< Psalmen 132 >
1 Een lied Hammaaloth. O HEERE! gedenk aan David, aan al zijn lijden;
A song of ascents. Remember, O Lord, David all his sufferings,
2 Dat hij den HEERE gezworen heeft, den Machtige Jakobs gelofte gedaan heeft, zeggende:
the oath that he swore to the Lord, and his vow to the Strong One of Jacob,
3 Zo ik in de tent mijns huizes inga, zo ik op de koets van mijn bed klimme!
never to enter his tent, never to lie on his bed,
4 Zo ik mijn ogen slaap geve, mijn oogleden sluimering;
never to give his eyes sleep or his eyelids slumber,
5 Totdat ik voor den HEERE een plaats gevonden zal hebben, woningen voor den Machtige Jakobs!
till he had found a place for the Lord, for the Strong One of Jacob to live in.
6 Ziet, wij hebben van haar gehoord in Efratha; wij hebben haar gevonden in de velden van Jaar.
We heard of it in Ephrathah, in the fields of Jaar we found it.
7 Wij zullen in Zijn woningen ingaan, wij zullen ons nederbuigen voor de voetbank Zijner voeten.
We went to the place where he dwelt, we bowed ourselves low at his footstool.

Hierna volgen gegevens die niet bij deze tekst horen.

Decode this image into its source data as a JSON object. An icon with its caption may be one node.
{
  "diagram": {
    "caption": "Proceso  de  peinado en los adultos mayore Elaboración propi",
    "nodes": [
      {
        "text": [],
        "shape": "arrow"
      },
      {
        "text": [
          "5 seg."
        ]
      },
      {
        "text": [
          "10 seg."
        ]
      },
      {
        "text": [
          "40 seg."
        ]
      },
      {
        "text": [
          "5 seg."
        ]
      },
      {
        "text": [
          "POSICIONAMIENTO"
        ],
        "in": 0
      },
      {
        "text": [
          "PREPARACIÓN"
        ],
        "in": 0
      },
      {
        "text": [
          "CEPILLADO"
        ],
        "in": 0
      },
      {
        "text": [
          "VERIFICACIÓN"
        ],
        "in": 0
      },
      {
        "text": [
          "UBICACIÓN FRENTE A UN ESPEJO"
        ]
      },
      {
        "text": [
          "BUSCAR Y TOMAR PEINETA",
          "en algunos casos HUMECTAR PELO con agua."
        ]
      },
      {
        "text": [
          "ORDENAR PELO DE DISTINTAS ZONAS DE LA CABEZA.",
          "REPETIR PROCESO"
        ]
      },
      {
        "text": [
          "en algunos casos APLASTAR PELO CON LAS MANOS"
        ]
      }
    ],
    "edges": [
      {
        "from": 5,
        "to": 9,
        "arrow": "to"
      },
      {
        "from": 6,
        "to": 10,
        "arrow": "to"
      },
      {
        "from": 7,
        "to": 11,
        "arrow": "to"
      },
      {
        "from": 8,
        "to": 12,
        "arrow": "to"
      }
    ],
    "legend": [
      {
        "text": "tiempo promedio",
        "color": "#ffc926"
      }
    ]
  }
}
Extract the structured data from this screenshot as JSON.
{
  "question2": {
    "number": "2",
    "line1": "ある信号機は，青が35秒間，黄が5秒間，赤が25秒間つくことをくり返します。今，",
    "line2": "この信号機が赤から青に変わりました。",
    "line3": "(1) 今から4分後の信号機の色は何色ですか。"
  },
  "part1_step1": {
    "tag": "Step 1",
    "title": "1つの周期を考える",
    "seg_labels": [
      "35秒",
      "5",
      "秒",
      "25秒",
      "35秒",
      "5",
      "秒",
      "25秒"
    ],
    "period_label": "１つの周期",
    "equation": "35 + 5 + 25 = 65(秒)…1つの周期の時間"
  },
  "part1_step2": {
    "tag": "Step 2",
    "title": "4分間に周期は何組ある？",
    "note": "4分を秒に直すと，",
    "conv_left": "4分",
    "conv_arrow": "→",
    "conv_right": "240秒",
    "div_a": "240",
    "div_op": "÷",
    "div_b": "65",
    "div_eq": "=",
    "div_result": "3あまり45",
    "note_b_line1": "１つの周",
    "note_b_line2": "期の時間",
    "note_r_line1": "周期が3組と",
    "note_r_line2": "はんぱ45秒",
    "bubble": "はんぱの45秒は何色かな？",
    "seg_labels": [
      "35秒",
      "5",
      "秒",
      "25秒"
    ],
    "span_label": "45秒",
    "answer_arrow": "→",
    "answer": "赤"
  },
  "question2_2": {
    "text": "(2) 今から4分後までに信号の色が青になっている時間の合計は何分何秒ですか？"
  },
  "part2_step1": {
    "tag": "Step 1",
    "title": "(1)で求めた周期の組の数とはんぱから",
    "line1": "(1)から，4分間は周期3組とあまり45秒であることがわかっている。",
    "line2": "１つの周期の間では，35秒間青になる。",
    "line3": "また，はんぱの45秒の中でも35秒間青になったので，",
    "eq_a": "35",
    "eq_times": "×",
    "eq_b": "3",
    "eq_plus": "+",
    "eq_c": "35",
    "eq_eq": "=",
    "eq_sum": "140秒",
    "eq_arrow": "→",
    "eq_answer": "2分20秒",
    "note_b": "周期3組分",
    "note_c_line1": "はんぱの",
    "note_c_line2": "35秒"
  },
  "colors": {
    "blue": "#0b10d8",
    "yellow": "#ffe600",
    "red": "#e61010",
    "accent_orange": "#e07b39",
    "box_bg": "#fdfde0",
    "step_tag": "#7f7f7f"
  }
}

8 Sta op, HEERE! tot Uw rust, Gij en de ark Uwer sterkte!
‘Arise, Lord, and enter your resting-place, you and your mighty ark.
9 Dat Uw priesters bekleed worden met gerechtigheid, en dat Uw gunstgenoten juichen.
Let your priests wear a garment of righteousness, your faithful shout aloud for joy.
10 Weer het aangezicht Uws Gezalfden niet af, om Davids, Uws knechts wil.
For the sake of David your servant, do not reject your Anointed.’
11 De HEERE heeft David de waarheid gezworen, waarvan Hij niet wijken zal, zeggende: Van de vrucht uws buiks zal Ik op uw troon zetten.
The Lord swore an oath to David an oath that he will not break; ‘I will set on your throne a prince of your line.
12 Indien uw zonen Mijn verbond zullen houden, en Mijn getuigenissen, die Ik hun leren zal; zo zullen ook hun zonen tot in eeuwigheid op uw troon zitten.
If your sons keep my covenant and the statutes I teach them, then their sons, too, forever, will sit on your throne.’
13 Want de HEERE heeft Sion verkoren, Hij heeft het begeerd tot Zijn woonplaats, zeggende:
For the choice of the Lord is Zion; she is the home of his heart.
14 Dit is Mijn rust tot in eeuwigheid, hier zal Ik wonen, want Ik heb ze begeerd.
‘This is forever my resting-place, this is the home of my heart.
15 Ik zal haar kost rijkelijk zegenen, haar nooddruftigen zal Ik met brood verzadigen.
I will royally bless her provision, and give bread to her poor in abundance.
16 En haar priesters zal Ik met heil bekleden, en haar gunstgenoten zullen zeer juichen.
Her priests I will clothe with salvation; her faithful will shout for joy.
17 Daar zal Ik David een hoorn doen uitspruiten; Ik heb voor Mijn Gezalfde een lamp toegericht.
There will I raise up for David a dynasty of power. I have set my anointed a lamp that shall never go out.
18 Ik zal zijn vijanden met schaamte bekleden; maar op hem zal zijn kroon bloeien.
Robes of shame I will put on his foes, but on his head a glittering crown.’